Re: Obama Said the Right Thing
by
EarlyBird
07/31/2007, 2:44 PM #
Are we arguing JW? I don't think so. You'll notice that I specifically state that wholesale invasion and occupations were not the answer. The only thing we disagree on is what Afghanistan represents.
Here's my point about it being a sideshow: 9/11 happens. We bomb and oust the Taliban in short order. We chase and kill and capture many Al Queda. We keep others on the run and in so doing make them unable to design and commit large-scale 9/11 attacks from that country. AQ's base in Afghanistan is pretty much wiped out. That's all a good thing and of course a basic prerequisite and the first thing on the to-do list.
But what next? We hear a lot about "finishing the job" in Afghanistan. What does that actually mean? "Rebuild" Afghanistan, a country which has never even been "built" to being with? What cost in time, money and American lives will that take? And what about "blowback" and the image of us being a dominating infidel occupiers of Muslims?
And let's say we "rebuild" it beautifully and it becomes a model of Islamic modernity, stability and tolerance. That can only be a good thing, but so what in regard to terrorists? The center of the jihadist beast beats in the Arab world, not Afghanistan.
It's like saying, "Focus on the Japanese in Guadalcanal. Spends years and lives and billions of dollars turning it into an impenetrable fortress," while allowing the heart of Japanese war production, propaganda, organization, finances and so on untouched in Tokyo.

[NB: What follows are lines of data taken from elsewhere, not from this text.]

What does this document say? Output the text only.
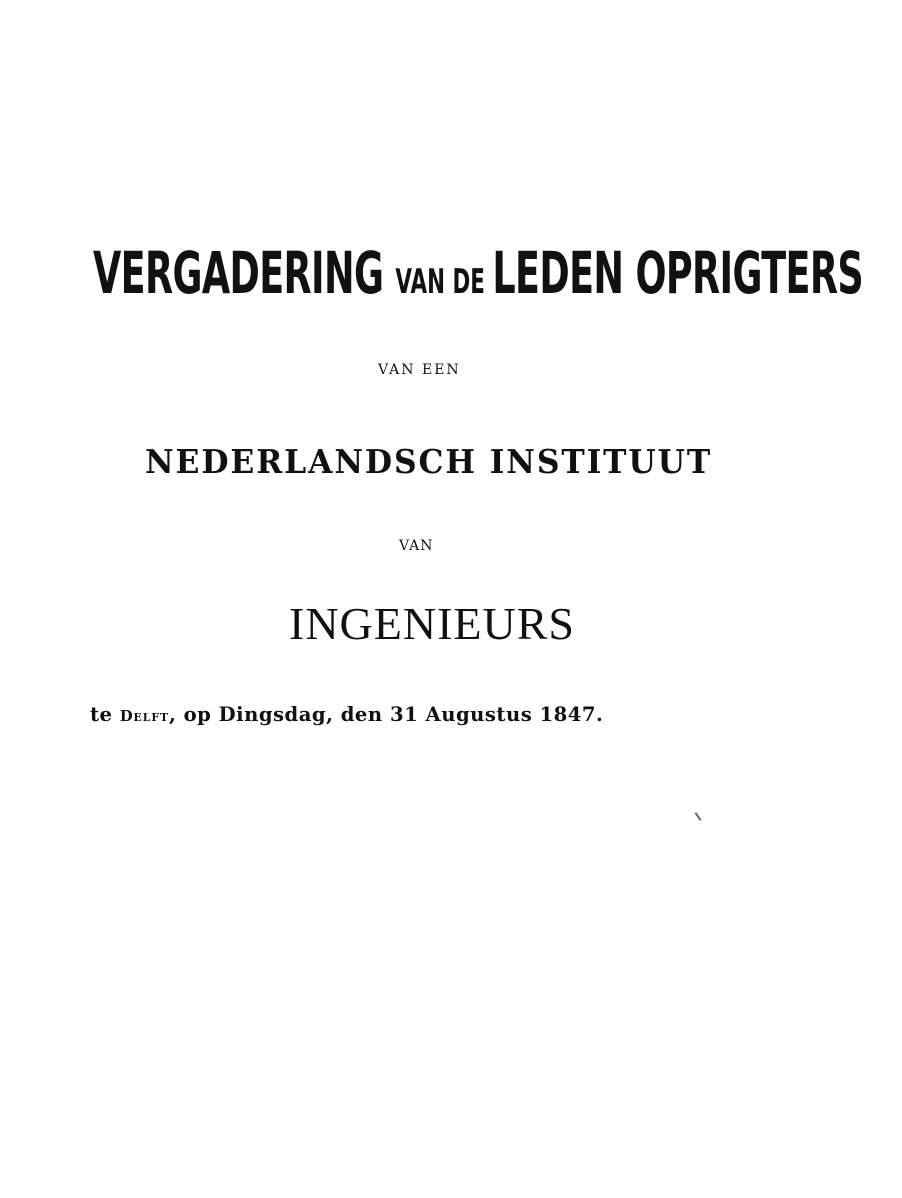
VERGADERING VAN DE LEDEN OPRIGTERS
VAN EEN
NEDERLANDSCH INSTITUUT
VAN
INGENIEURS
te Delft, op Dingsdag, den 31 Augustus 1847.
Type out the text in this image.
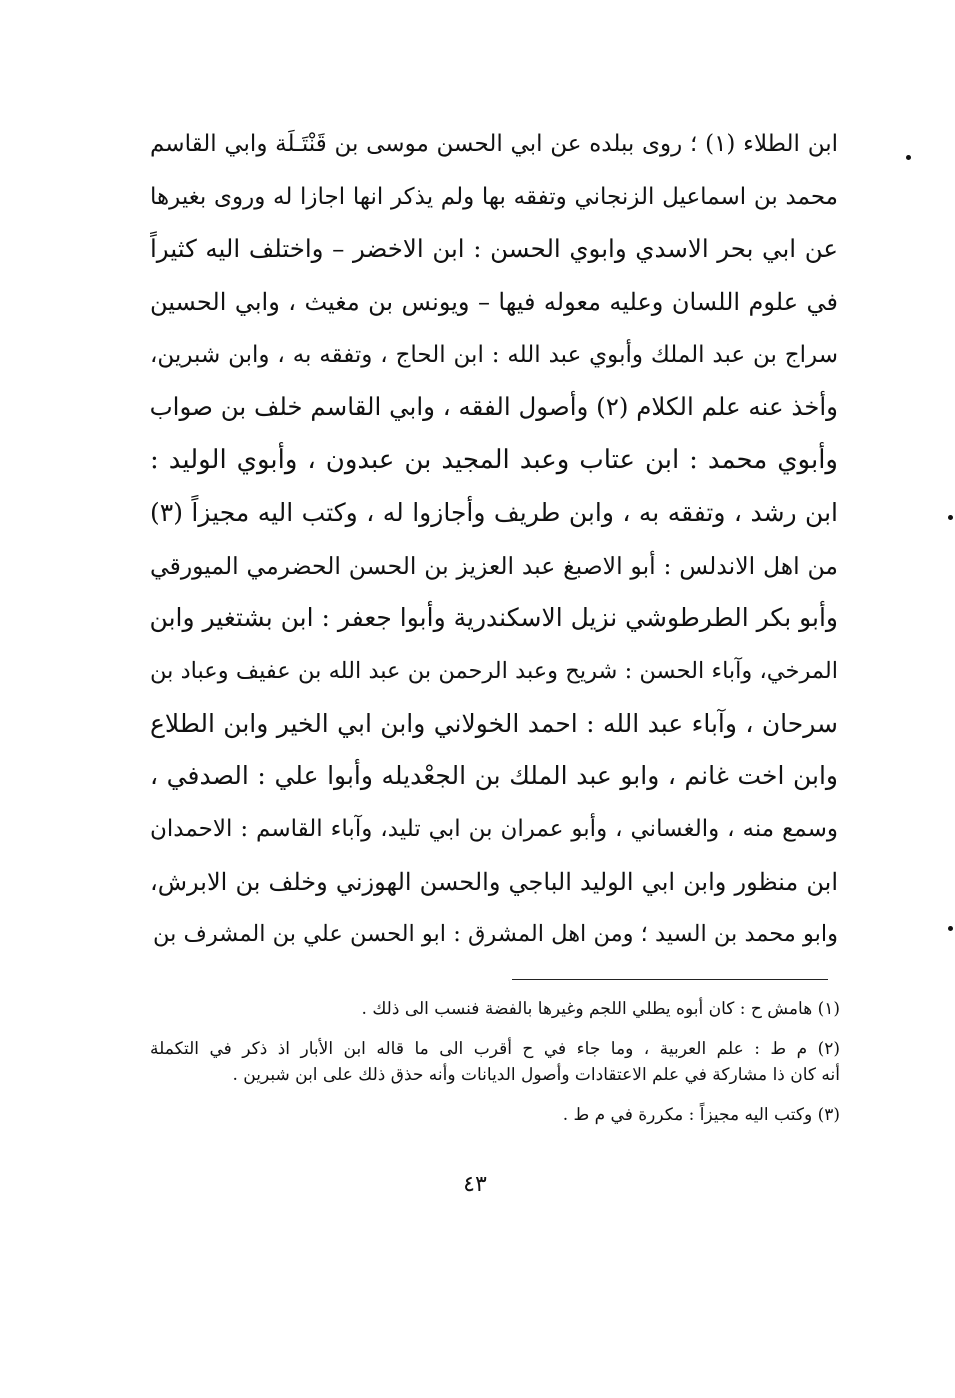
ابن الطلاء (١) ؛ روى ببلده عن ابي الحسن موسى بن قَنْتَـلَة وابي القاسم
محمد بن اسماعيل الزنجاني وتفقه بها ولم يذكر انها اجازا له وروى بغيرها
عن ابي بحر الاسدي وابوي الحسن : ابن الاخضر – واختلف اليه كثيراً
في علوم اللسان وعليه معوله فيها – ويونس بن مغيث ، وابي الحسين
سراج بن عبد الملك وأبوي عبد الله : ابن الحاج ، وتفقه به ، وابن شبرين،
وأخذ عنه علم الكلام (٢) وأصول الفقه ، وابي القاسم خلف بن صواب
وأبوي محمد : ابن عتاب وعبد المجيد بن عبدون ، وأبوي الوليد :
ابن رشد ، وتفقه به ، وابن طريف وأجازوا له ، وكتب اليه مجيزاً (٣)
من اهل الاندلس : أبو الاصبغ عبد العزيز بن الحسن الحضرمي الميورقي
وأبو بكر الطرطوشي نزيل الاسكندرية وأبوا جعفر : ابن بشتغير وابن
المرخي، وآباء الحسن : شريح وعبد الرحمن بن عبد الله بن عفيف وعباد بن
سرحان ، وآباء عبد الله : احمد الخولاني وابن ابي الخير وابن الطلاع
وابن اخت غانم ، وابو عبد الملك بن الجعْديله وأبوا علي : الصدفي ،
وسمع منه ، والغساني ، وأبو عمران بن ابي تليد، وآباء القاسم : الاحمدان
ابن منظور وابن ابي الوليد الباجي والحسن الهوزني وخلف بن الابرش،
وابو محمد بن السيد ؛ ومن اهل المشرق : ابو الحسن علي بن المشرف بن
(١) هامش ح : كان أبوه يطلي اللجم وغيرها بالفضة فنسب الى ذلك .
(٢) م ط : علم العربية ، وما جاء في ح أقرب الى ما قاله ابن الأبار اذ ذكر في التكملة
أنه كان ذا مشاركة في علم الاعتقادات وأصول الديانات وأنه حذق ذلك على ابن شبرين .
(٣) وكتب اليه مجيزاً : مكررة في م ط .
٤٣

The real value to Afghanistan was symbolic to AQ. It has almost no natural resources or infrastructure. The 9/11 hijackers were not Afghans. All were Arabs, most from Saudi Arabia, and they learned their 9/11 killing skills in the United States and other Western countries.
The propaganda, finances, jihadists, organization, planning and general projection of jihadist violence is all mainly produced and emanates from the Arab world. If we are not focusing on that, we are not focusing on our enemies.
Again, I am not suggesting that the right move is to invade and occupy an Arab country. But it is perfectly reasonable, strategic and proper to want to radically modify how the Arab world operates, not Afghanistan.
I would love a President Clinton or Obama to confront the Arab world politically, economically and otherwise put whatever pressure is prudent and necessary on them.
It is far more emotionally satisfying, and politically useful, to say that Iraq has "distracted" us from Afghanistan, but it is almost on the verge of being a-strategic.